SAP over the past year has delivered innovations in memory computing to deliver real time analytics and applications that has secured the attention and sometimes grudging admiration from technologists working at major banks and insurers worldwide. SAP HANA enables organizations to analyze business operations based on large volume and variety of detailed data in real-time, without any delays. Deutsche Bank has run a prototype with an early version of the in-memory technology.

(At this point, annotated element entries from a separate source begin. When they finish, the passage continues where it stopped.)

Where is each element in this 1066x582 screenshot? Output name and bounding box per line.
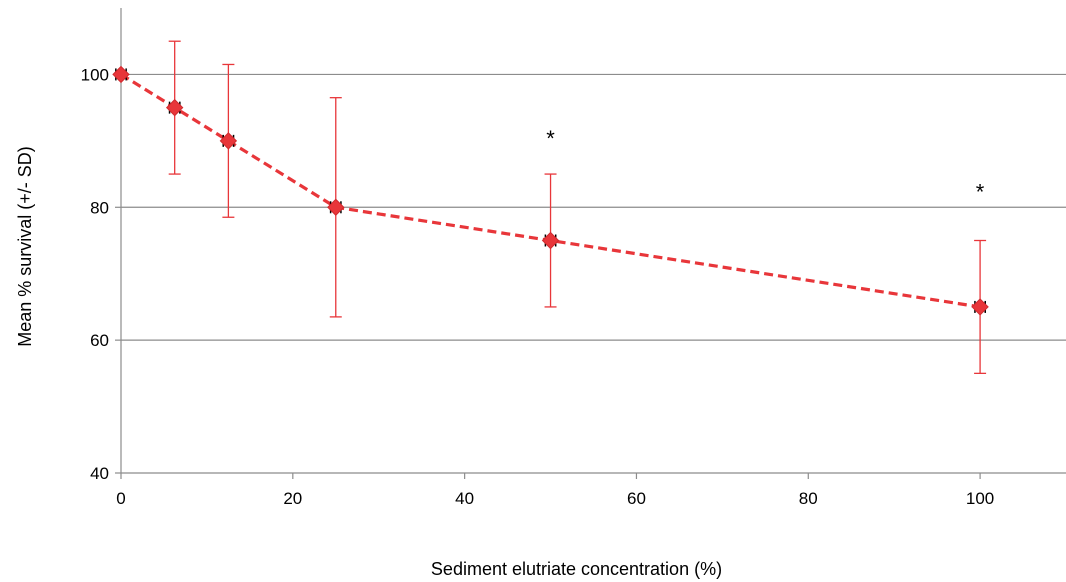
significance-marker: * (546, 126, 555, 151)
x-tick-label: 100 (966, 489, 994, 508)
data-point (112, 65, 130, 84)
marker-layer (112, 65, 989, 316)
label-layer: 40 60 80 100 0 20 40 60 80 100 Sediment elutriate … (15, 65, 994, 579)
data-point (165, 98, 184, 117)
grid-layer (121, 73, 1066, 341)
data-point (219, 132, 238, 150)
x-tick-label: 60 (627, 489, 646, 508)
x-tick-label: 40 (455, 489, 474, 508)
y-axis-title: Mean % survival (+/- SD) (15, 146, 35, 347)
series-line (120, 73, 981, 309)
axes-layer (115, 8, 1066, 479)
significance-marker: * (976, 179, 985, 204)
x-tick-label: 80 (799, 489, 818, 508)
x-tick-label: 20 (283, 489, 302, 508)
y-tick-label: 60 (90, 331, 109, 350)
data-point (327, 198, 345, 216)
y-tick-label: 80 (90, 198, 109, 217)
x-tick-label: 0 (116, 489, 125, 508)
data-point (541, 231, 560, 250)
y-tick-label: 100 (81, 65, 109, 84)
data-point (971, 298, 989, 316)
x-axis-title: Sediment elutriate concentration (%) (431, 559, 722, 579)
y-tick-label: 40 (90, 464, 109, 483)
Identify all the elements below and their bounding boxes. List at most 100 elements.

“In particular,” Hermann-Josef Lamberti, Group COO and head of group technology and operations, Deutsche Bank said, “we were able to speed up the data-analysis process to detect cross-selling opportunities in our customer database from previously 45 minutes to 5 seconds. In-memory is a powerful new dimension of applied compute power.”  In North America, one of the largest commercial banks, recently invested in a prototype with SAP HANA to deliver shorter response time by factor of hundreds when compiling dashboards of key performance indicators for the office of the CFO.

The Way Forward

At a recent SAP World Tour Financial Services conference in New York City, I had the opportunity to speak to an industry analyst from a leading US analyst firm. He recounted an anecdote from his days as a banker several years ago that stuck with me. The CEO of the bank was probing the risk reports. He was questioning if the risk was adequately captured in the bank risk models in light of the newly introduced lending products that were being rolled out through branches nationwide.

The CEO felt that the adjustment in capital reserves did not reflect the recently acquired risk from the lending products. The probing by the CEO had started with his executive administrator telling the CEO that “something did not smell right”! Continued probing by the CEO revealed that the existing models had not been appropriately revised to reflect the added risk from the newly introduced lending products.

In today’s markets, it is especially relevant to ask such “probing” questions and play out “what-if” scenarios when measuring and monitoring risks. SAP has delivered compelling in-memory computing innovations with SAP HANA that bankers can benefit from tremendously as they build the roadmap to a more sustainable future in order to best meet the needs of their customers, employees, shareholders and regulators.